Pubblicato il: 9 Febbraio, 2010

Morte di una lingua millenaria

Il valore della biodiversità è recentemente aumentato nella percezione dell’uomo moderno, colpevole per decenni di un incomprensibile menefreghismo. Una crescente attenzione che tuttavia non basta a scongiurare eventi funesti. L’avvento di febbraio, infatti, porta con sé la notizia della morte di una lingua esistente da più di 65.000 anni: il ‘bo’. E’ scomparsa assieme alla sua ultima conoscitrice, deceduta all’età di ottantacinque anni nell’arcipelago delle Andamane, nel Golfo del Bengala. Boa Sr – questo il nome della donna – era l’ultima rappresentante del popolo dei Grandi Andamanesi a conoscere l’antico idioma, uno dei dieci già parlati per consuetudine da questa storica etnia.
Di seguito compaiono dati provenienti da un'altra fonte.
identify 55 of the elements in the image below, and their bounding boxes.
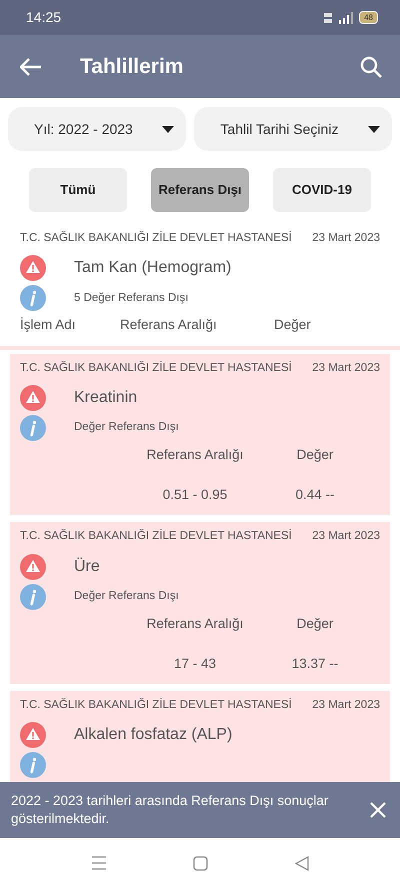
test-name: Kreatinin xyxy=(74,388,138,408)
warning-icon xyxy=(20,722,46,748)
dropdown-field[interactable]: Tahlil Tarihi Seçiniz xyxy=(194,107,392,151)
hospital-name: T.C. SAĞLIK BAKANLIĞI ZİLE DEVLET HASTANESİ xyxy=(20,528,292,544)
column-header: Değer xyxy=(296,446,334,464)
result-note: Değer Referans Dışı xyxy=(74,420,179,436)
hospital-name: T.C. SAĞLIK BAKANLIĞI ZİLE DEVLET HASTANESİ xyxy=(20,230,292,246)
warning-icon xyxy=(20,255,46,282)
result-value: 13.37 -- xyxy=(290,654,340,673)
column-header: Değer xyxy=(273,316,311,334)
back-arrow-icon[interactable] xyxy=(20,58,42,76)
warning-icon xyxy=(20,554,46,580)
info-icon xyxy=(20,414,46,441)
caret-icon xyxy=(162,126,174,132)
home-icon[interactable] xyxy=(193,856,208,870)
signal-icon xyxy=(337,12,356,24)
test-name: Üre xyxy=(74,556,100,576)
snackbar-message: 2022 - 2023 tarihleri arasında Referans Dışı sonuçlar gösterilmektedir. xyxy=(11,792,330,828)
result-value: 0.51 - 0.95 xyxy=(162,486,228,504)
column-header: Referans Aralığı xyxy=(146,446,244,464)
info-icon xyxy=(20,285,46,312)
column-header: Referans Aralığı xyxy=(146,614,244,633)
search-icon[interactable] xyxy=(360,56,382,78)
result-date: 23 Mart 2023 xyxy=(312,360,380,376)
page-title: Tahlillerim xyxy=(80,54,184,80)
hospital-name: T.C. SAĞLIK BAKANLIĞI ZİLE DEVLET HASTANESİ xyxy=(20,697,292,713)
column-header: Değer xyxy=(296,614,334,633)
test-name: Alkalen fosfataz (ALP) xyxy=(74,725,232,746)
filter-tab[interactable]: Referans Dışı xyxy=(151,168,249,212)
menu-icon[interactable] xyxy=(91,856,108,870)
info-icon xyxy=(20,584,46,610)
result-date: 23 Mart 2023 xyxy=(312,698,380,713)
result-note: Değer Referans Dışı xyxy=(74,588,179,604)
battery-icon: 48 xyxy=(359,11,378,24)
result-value: 17 - 43 xyxy=(172,654,218,673)
result-date: 23 Mart 2023 xyxy=(312,529,380,544)
column-header: İşlem Adı xyxy=(20,316,77,334)
warning-icon xyxy=(20,384,46,411)
result-date: 23 Mart 2023 xyxy=(312,231,380,246)
test-name: Tam Kan (Hemogram) xyxy=(74,258,232,278)
hospital-name: T.C. SAĞLIK BAKANLIĞI ZİLE DEVLET HASTANESİ xyxy=(20,360,292,376)
result-card[interactable]: T.C. SAĞLIK BAKANLIĞI ZİLE DEVLET HASTANESİ 23 Mart 2023 Kreatinin Değer Referans Dışı Referans Aralığı Değer 0.51 - 0.95 0.44 -- xyxy=(10,354,390,516)
status-time: 14:25 xyxy=(26,8,62,27)
info-icon xyxy=(20,752,46,778)
result-card[interactable]: T.C. SAĞLIK BAKANLIĞI ZİLE DEVLET HASTANESİ 23 Mart 2023 Alkalen fosfataz (ALP) xyxy=(10,691,390,782)
back-icon[interactable] xyxy=(294,856,309,870)
dropdown-field[interactable]: Yıl: 2022 - 2023 xyxy=(8,107,186,151)
result-card[interactable]: T.C. SAĞLIK BAKANLIĞI ZİLE DEVLET HASTANESİ 23 Mart 2023 Üre Değer Referans Dışı Referans Aralığı Değer 17 - 43 13.37 -- xyxy=(10,522,390,684)
column-header: Referans Aralığı xyxy=(120,316,218,334)
result-note: 5 Değer Referans Dışı xyxy=(74,290,188,306)
close-icon[interactable] xyxy=(370,802,386,818)
result-value: 0.44 -- xyxy=(294,486,336,504)
filter-tab[interactable]: COVID-19 xyxy=(273,168,371,212)
filter-tab[interactable]: Tümü xyxy=(29,168,127,212)
caret-icon xyxy=(368,126,380,132)
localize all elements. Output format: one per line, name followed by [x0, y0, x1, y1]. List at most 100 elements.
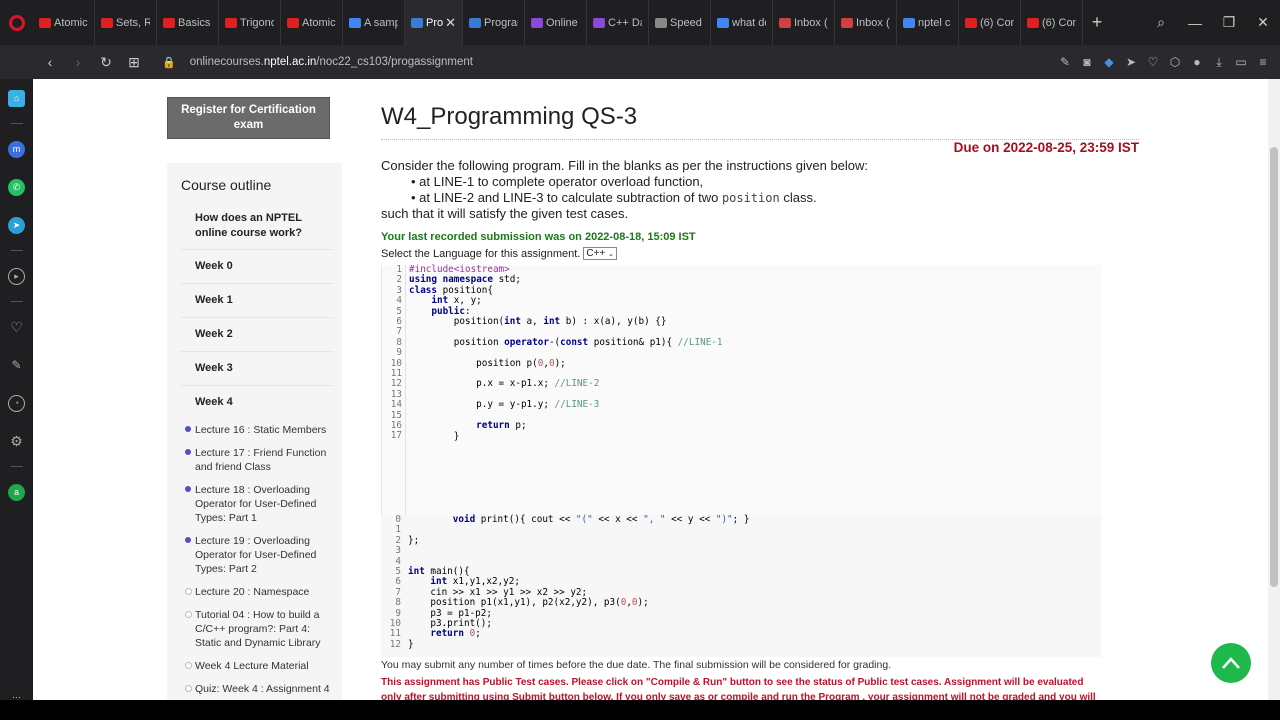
lock-icon[interactable]: 🔒 — [162, 56, 176, 69]
maximize-button[interactable]: ❐ — [1212, 14, 1246, 31]
tab-title: A samp — [364, 16, 398, 29]
browser-tab[interactable]: nptel c — [897, 0, 959, 45]
outline-item-week[interactable]: Week 1 — [181, 284, 334, 318]
shield-icon[interactable]: ◆ — [1098, 55, 1120, 69]
cube-icon[interactable]: ⬡ — [1164, 55, 1186, 69]
messenger-icon[interactable]: m — [0, 130, 33, 168]
minimize-button[interactable]: — — [1178, 15, 1212, 31]
opera-logo-icon[interactable] — [0, 0, 33, 45]
code-editor-readonly: 0 1 2 3 4 5 6 7 8 9 10 11 12 void print(){ cout << "… — [381, 514, 1101, 657]
edit-icon[interactable]: ✎ — [1054, 55, 1076, 69]
tab-title: Sets, Re — [116, 16, 150, 29]
battery-icon[interactable]: ▭ — [1230, 55, 1252, 69]
new-tab-button[interactable]: + — [1083, 0, 1111, 45]
chevron-down-icon: ⌄ — [608, 250, 614, 258]
outline-item-week[interactable]: Week 4 — [181, 386, 334, 419]
course-outline-title: Course outline — [181, 177, 272, 193]
amazon-icon[interactable]: a — [0, 473, 33, 511]
outline-item-intro[interactable]: How does an NPTEL online course work? — [181, 203, 334, 250]
register-certification-button[interactable]: Register for Certification exam — [167, 97, 330, 139]
close-tab-icon[interactable]: ✕ — [445, 15, 456, 31]
browser-tab[interactable]: Online I — [525, 0, 587, 45]
browser-tab[interactable]: C++ Da — [587, 0, 649, 45]
tab-favicon-icon — [841, 17, 853, 28]
submission-note: You may submit any number of times befor… — [381, 659, 892, 671]
telegram-icon[interactable]: ➤ — [0, 206, 33, 244]
scrollbar-thumb[interactable] — [1270, 147, 1278, 587]
home-icon[interactable]: ⌂ — [0, 79, 33, 117]
player-icon[interactable]: ▸ — [0, 257, 33, 295]
description-bullet-2: • at LINE-2 and LINE-3 to calculate subt… — [411, 190, 817, 205]
outline-lecture-link[interactable]: Week 4 Lecture Material — [185, 655, 342, 678]
course-outline: Course outline How does an NPTEL online … — [167, 163, 342, 700]
url-field[interactable]: onlinecourses.nptel.ac.in/noc22_cs103/pr… — [190, 56, 473, 68]
tab-title: Inbox (2 — [794, 16, 828, 29]
browser-tab[interactable]: Atomic — [33, 0, 95, 45]
description-line: Consider the following program. Fill in … — [381, 158, 869, 173]
tab-favicon-icon — [531, 17, 543, 28]
bookmarks-heart-icon[interactable]: ♡ — [0, 308, 33, 346]
camera-icon[interactable]: ◙ — [1076, 55, 1098, 69]
menu-icon[interactable]: ≡ — [1252, 55, 1274, 69]
browser-tab[interactable]: Basics o — [157, 0, 219, 45]
outline-item-week[interactable]: Week 3 — [181, 352, 334, 386]
outline-lecture-link[interactable]: Lecture 20 : Namespace — [185, 581, 342, 604]
tab-favicon-icon — [349, 17, 361, 28]
outline-lecture-link[interactable]: Lecture 19 : Overloading Operator for Us… — [185, 530, 342, 581]
scroll-to-top-button[interactable] — [1211, 643, 1251, 683]
outline-lecture-link[interactable]: Lecture 18 : Overloading Operator for Us… — [185, 479, 342, 530]
pinboard-icon[interactable]: ✎ — [0, 346, 33, 384]
tab-strip: Atomic Sets, Re Basics o Trigono Atomic A sam… — [33, 0, 1083, 45]
browser-side-panel: ⌂ m ✆ ➤ ▸ ♡ ✎ ◔ ⚙ a ··· — [0, 79, 33, 720]
last-submission-notice: Your last recorded submission was on 202… — [381, 231, 696, 243]
browser-tab[interactable]: (6) Com — [1021, 0, 1083, 45]
download-icon[interactable]: ⤓ — [1208, 55, 1230, 70]
tab-favicon-icon — [593, 17, 605, 28]
browser-tab[interactable]: Inbox (5 — [835, 0, 897, 45]
browser-tab[interactable]: what do — [711, 0, 773, 45]
language-select[interactable]: C++ ⌄ — [583, 247, 617, 260]
reload-button[interactable]: ↻ — [92, 54, 120, 71]
history-icon[interactable]: ◔ — [0, 384, 33, 422]
address-bar: ‹ › ↻ ⊞ 🔒 onlinecourses.nptel.ac.in/noc2… — [0, 45, 1280, 79]
outline-item-week[interactable]: Week 0 — [181, 250, 334, 284]
browser-tab[interactable]: Progran — [463, 0, 525, 45]
outline-lecture-link[interactable]: Quiz: Week 4 : Assignment 4 — [185, 678, 342, 700]
code-text[interactable]: #include<iostream> using namespace std; … — [409, 264, 722, 442]
send-icon[interactable]: ➤ — [1120, 55, 1142, 69]
whatsapp-icon[interactable]: ✆ — [0, 168, 33, 206]
code-editor-editable[interactable]: 1 2 3 4 5 6 7 8 9 10 11 12 13 14 15 16 17 #include<iostr… — [381, 264, 1101, 515]
tab-favicon-icon — [287, 17, 299, 28]
tabs-grid-icon[interactable]: ⊞ — [120, 54, 148, 71]
browser-tab[interactable]: Trigono — [219, 0, 281, 45]
browser-tab[interactable]: Inbox (2 — [773, 0, 835, 45]
tab-title: Atomic — [54, 16, 88, 29]
browser-tab[interactable]: (6) Com — [959, 0, 1021, 45]
search-tabs-icon[interactable]: ⌕ — [1144, 14, 1178, 31]
settings-gear-icon[interactable]: ⚙ — [0, 422, 33, 460]
browser-tab[interactable]: Atomic — [281, 0, 343, 45]
forward-button[interactable]: › — [64, 54, 92, 70]
tab-title: what do — [732, 16, 766, 29]
tab-favicon-icon — [225, 17, 237, 28]
browser-tab[interactable]: Speed I — [649, 0, 711, 45]
avatar[interactable]: ● — [1186, 55, 1208, 69]
browser-tab[interactable]: Sets, Re — [95, 0, 157, 45]
page-content: Register for Certification exam Course o… — [33, 79, 1268, 700]
page-scrollbar[interactable] — [1268, 79, 1280, 700]
description-bullet-1: • at LINE-1 to complete operator overloa… — [411, 174, 704, 189]
back-button[interactable]: ‹ — [36, 54, 64, 70]
heart-icon[interactable]: ♡ — [1142, 55, 1164, 69]
outline-lecture-link[interactable]: Lecture 16 : Static Members — [185, 419, 342, 442]
tab-favicon-icon — [717, 17, 729, 28]
chevron-up-icon — [1222, 657, 1240, 669]
outline-lecture-link[interactable]: Tutorial 04 : How to build a C/C++ progr… — [185, 604, 342, 655]
page-title: W4_Programming QS-3 — [381, 103, 638, 130]
assignment-panel: W4_Programming QS-3 Due on 2022-08-25, 2… — [381, 79, 1141, 700]
browser-tab[interactable]: Pro ✕ — [405, 0, 463, 45]
browser-tab[interactable]: A samp — [343, 0, 405, 45]
language-row: Select the Language for this assignment.… — [381, 247, 617, 260]
close-window-button[interactable]: ✕ — [1246, 14, 1280, 31]
outline-lecture-link[interactable]: Lecture 17 : Friend Function and friend … — [185, 442, 342, 479]
outline-item-week[interactable]: Week 2 — [181, 318, 334, 352]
A lei sopravvivono poco più di cinquanta nativi, tutti incapaci di esprimersi secondo i canoni tradizionali. Un’eventualità impensabile nel 1858, anno in cui ebbe inizio il processo di colonizzazione britannica delle isole, quando gli autoctoni erano almeno 5.000. La realtà tuttavia ha superato l’immaginazione, così ad accennare il ‘bo’ rimangono attualmente pochi linguisti. Fra loro Anvita Abbi, commosso nel ricordare l’anziana: “Boa Sr aveva un grande senso dell’umorismo; il suo sorriso e la sua risata fragorosa erano contagiosi. Era sopravvissuta allo tsunami del 2004, ma da quando era rimasta l’unica a parlare il ‘bo’ si sentiva molto sola, perché non aveva nessuno con cui conversare”. Adesso la preoccupazione si sposta dalla lingua all’etnia, poiché fra i discendenti della donna – che dipendono in gran parte dal governo indiano per il cibo e le case – è assai diffuso l’alcolismo, ennesima piaga portata dall’uomo “civilizzato”. A tal proposito è eloquente il commento di Stephen Corry, Direttore Generale di Survival International, movimento per la tutela dei popoli indigeni: “i Grandi Andamanesi sono stati prima massacrati, poi quasi tutti spazzati via da politiche paternalistiche che li hanno condannati a malattie epidemiche e li hanno derubati della loro terra e della loro indipendenza”. Parole che suonano come uno schiaffo a quanti non si curano del patrimonio mondiale di diversità.